The general’s hatred of Kestrel’s music had always been clear. It embarrassed him: her love for an instrument that one bought slaves to play. Sometimes, though, Kestrel thought that it wasn’t just that. The piano was his rival. He had wanted her to enlist in the military. She wouldn’t. He wanted her to stop playing. She wouldn’t. The piano became her way of refusing him … or at least this was how she had thought he saw it. O
nly now did it occur to her that he hated to hear her play because it hurt.
“I confess,” the emperor said, “that I want to show Kestrel off. I want everyone to see what talent my future daughter has.” With a smile, he excused himself to speak with the Senate leader.
General Trajan’s hand closed around the watch.
What a silly gift to give a man who led nighttime assaults where stealth could mean the difference between life and death. “Give it to me,” Kestrel said. “I will find a nice convenient rock to drop it on.”

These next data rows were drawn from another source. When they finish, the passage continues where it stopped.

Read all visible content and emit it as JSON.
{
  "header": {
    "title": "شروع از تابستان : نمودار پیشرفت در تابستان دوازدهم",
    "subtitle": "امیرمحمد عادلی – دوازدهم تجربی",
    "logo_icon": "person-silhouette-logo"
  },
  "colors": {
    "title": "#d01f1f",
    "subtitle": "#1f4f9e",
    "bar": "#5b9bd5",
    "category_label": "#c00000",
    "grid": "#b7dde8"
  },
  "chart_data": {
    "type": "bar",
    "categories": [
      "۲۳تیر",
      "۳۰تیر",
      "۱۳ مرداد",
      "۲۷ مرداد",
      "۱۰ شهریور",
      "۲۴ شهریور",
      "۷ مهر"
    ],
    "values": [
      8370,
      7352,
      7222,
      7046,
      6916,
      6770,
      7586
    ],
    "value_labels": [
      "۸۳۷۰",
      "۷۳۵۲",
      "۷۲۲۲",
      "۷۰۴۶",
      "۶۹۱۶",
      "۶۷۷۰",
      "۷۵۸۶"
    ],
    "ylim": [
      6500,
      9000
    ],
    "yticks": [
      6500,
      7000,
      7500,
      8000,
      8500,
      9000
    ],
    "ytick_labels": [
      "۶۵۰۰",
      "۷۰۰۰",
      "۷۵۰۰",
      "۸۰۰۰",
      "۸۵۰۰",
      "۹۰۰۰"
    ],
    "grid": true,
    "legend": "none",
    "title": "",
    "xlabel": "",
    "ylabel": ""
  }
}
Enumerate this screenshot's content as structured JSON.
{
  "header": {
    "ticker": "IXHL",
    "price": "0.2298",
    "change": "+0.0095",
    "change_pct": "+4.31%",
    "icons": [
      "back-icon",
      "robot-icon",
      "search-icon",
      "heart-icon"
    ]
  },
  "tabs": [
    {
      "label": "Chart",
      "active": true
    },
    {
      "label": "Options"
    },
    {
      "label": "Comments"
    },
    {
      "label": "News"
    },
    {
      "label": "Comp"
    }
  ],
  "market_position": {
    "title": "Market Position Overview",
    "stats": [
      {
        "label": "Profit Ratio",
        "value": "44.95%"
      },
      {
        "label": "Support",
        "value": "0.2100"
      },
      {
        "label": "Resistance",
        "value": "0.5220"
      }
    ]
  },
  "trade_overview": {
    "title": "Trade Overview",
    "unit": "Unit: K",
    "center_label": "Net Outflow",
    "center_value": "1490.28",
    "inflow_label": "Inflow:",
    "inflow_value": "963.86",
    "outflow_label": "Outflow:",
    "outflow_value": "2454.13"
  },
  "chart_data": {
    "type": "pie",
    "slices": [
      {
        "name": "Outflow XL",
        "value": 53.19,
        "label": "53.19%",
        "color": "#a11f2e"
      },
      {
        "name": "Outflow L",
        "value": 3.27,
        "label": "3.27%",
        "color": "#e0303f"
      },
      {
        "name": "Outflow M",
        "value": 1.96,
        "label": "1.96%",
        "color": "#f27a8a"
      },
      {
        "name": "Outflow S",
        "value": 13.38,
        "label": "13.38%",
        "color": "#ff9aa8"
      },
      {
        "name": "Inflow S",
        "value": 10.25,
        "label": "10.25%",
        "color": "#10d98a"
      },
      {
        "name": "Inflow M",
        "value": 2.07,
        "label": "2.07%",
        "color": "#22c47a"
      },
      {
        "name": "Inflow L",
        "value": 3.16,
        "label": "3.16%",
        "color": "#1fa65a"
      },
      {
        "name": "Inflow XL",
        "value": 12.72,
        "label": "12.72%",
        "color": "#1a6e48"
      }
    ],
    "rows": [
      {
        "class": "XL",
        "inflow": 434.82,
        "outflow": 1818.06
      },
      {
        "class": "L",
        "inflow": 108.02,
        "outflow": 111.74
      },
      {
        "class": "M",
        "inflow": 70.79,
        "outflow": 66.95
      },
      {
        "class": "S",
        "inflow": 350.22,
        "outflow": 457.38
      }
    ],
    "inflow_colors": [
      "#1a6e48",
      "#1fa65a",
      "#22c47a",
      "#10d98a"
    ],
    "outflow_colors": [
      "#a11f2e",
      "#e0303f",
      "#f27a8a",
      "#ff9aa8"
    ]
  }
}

The general smiled a little. “When the emperor gives you a gift, it’s best to wear it.” He glanced at the new dagger at Kestrel’s hip. “Sometimes what he gives is actually a way of saying what’s his.”
I’m not his, she wanted to say, but her father was already gone, walking slowly across the lawn to greet an off-duty naval officer.
Someone must have struck a target’s center. She heard a smattering of applause.
“Are you going to shoot?”
It was Verex. He had approached without her noticing.
“Not today.” The wind was tricky and her father was here. She didn’t want to miss.
Verex offered her his arm. “Let’s see who wins.”
As they walked together, Kestrel said, “You seem to know a good deal about medicine.”
He shrugged.
“Would you rather be a doctor than an emperor?”
Verex peered down the low slope. He didn’t say anything. Kestrel wasn’t sure if it was because he had been offended by the question or because he didn’t know how to answer it. Then he said, “The Herrani minister of agriculture is looking at you.”
Kestrel glanced to see Tensen sitting in a chair under the trees, folded hands resting on the cane planted into the grass in front of him.
“No, don’t look back,” said Verex. “Be careful, Kestrel.”
Her step faltered. “I’m not sure what you mean.”
“You know why my father keeps him at court, don’t you?”